IP Australia’s data on filing trends for IP rights and on IP holdings in certain technologies contributed to national and international efforts aimed at monitoring and managing the impact of the pandemic on global economies. This data will form the basis for continued research in 2021.

We relocated the IP Australia data centre, which improves the reliability, flexibility and scalability of our data facilities while reducing the amount of infrastructure in operation. We also updated our data strategy and continued to improve TM-Link, the global trade mark database originally developed in partnership with Swinburne University of Technology and the University of Melbourne.

During 2019-20, the Patents Modernisation Initiative laid the foundations for our new patents management system, delivering a modern and user centric interface for examiners to view patent applications.

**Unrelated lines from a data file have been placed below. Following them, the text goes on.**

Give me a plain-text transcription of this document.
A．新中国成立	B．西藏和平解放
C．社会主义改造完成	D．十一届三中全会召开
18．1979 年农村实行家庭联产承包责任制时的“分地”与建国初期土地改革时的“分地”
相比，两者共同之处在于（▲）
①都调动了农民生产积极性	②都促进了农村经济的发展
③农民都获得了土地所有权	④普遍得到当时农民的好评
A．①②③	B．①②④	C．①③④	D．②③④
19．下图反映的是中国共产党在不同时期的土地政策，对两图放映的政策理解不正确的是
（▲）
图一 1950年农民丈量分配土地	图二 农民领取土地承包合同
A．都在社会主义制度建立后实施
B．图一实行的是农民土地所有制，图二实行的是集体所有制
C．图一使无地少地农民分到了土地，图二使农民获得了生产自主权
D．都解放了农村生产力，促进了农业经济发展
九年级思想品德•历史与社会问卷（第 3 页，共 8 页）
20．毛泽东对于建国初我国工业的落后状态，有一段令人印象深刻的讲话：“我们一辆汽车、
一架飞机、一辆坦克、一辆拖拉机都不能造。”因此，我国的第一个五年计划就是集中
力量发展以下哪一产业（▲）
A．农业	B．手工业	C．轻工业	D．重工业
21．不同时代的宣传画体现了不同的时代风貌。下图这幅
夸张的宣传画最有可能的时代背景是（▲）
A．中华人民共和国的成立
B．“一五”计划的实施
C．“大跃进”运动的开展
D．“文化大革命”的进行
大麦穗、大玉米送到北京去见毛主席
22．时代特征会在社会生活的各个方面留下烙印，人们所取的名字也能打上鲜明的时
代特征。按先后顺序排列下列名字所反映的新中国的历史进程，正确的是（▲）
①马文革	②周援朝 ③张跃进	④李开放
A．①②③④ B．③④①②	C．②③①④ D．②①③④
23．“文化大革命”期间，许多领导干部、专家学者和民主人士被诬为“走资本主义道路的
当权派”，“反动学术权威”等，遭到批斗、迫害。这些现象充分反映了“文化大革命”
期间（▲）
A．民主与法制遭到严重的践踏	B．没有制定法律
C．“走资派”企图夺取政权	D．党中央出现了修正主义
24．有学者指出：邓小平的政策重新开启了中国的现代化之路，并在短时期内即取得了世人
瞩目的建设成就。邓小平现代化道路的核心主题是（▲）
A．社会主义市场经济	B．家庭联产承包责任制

A flexible workforce for the future

IP Australia has undergone a significant program of cultural change through our Future Way of Working (FWOW) Program. In 2019-20 the final stages of construction works were delivered, and the Program was officially closed on 30 May 2020. The FWOW Program delivered contemporary physical workspaces and technology that enables an efficient, adaptable and sustainable workplace, increasing collaboration and productivity for our staff in activity-based working environments. The flexible working environment established by the FWOW Program aided IP Australia’s response to COVID-19, enabling our staff to effectively work from their homes during a challenging and potentially disruptive period.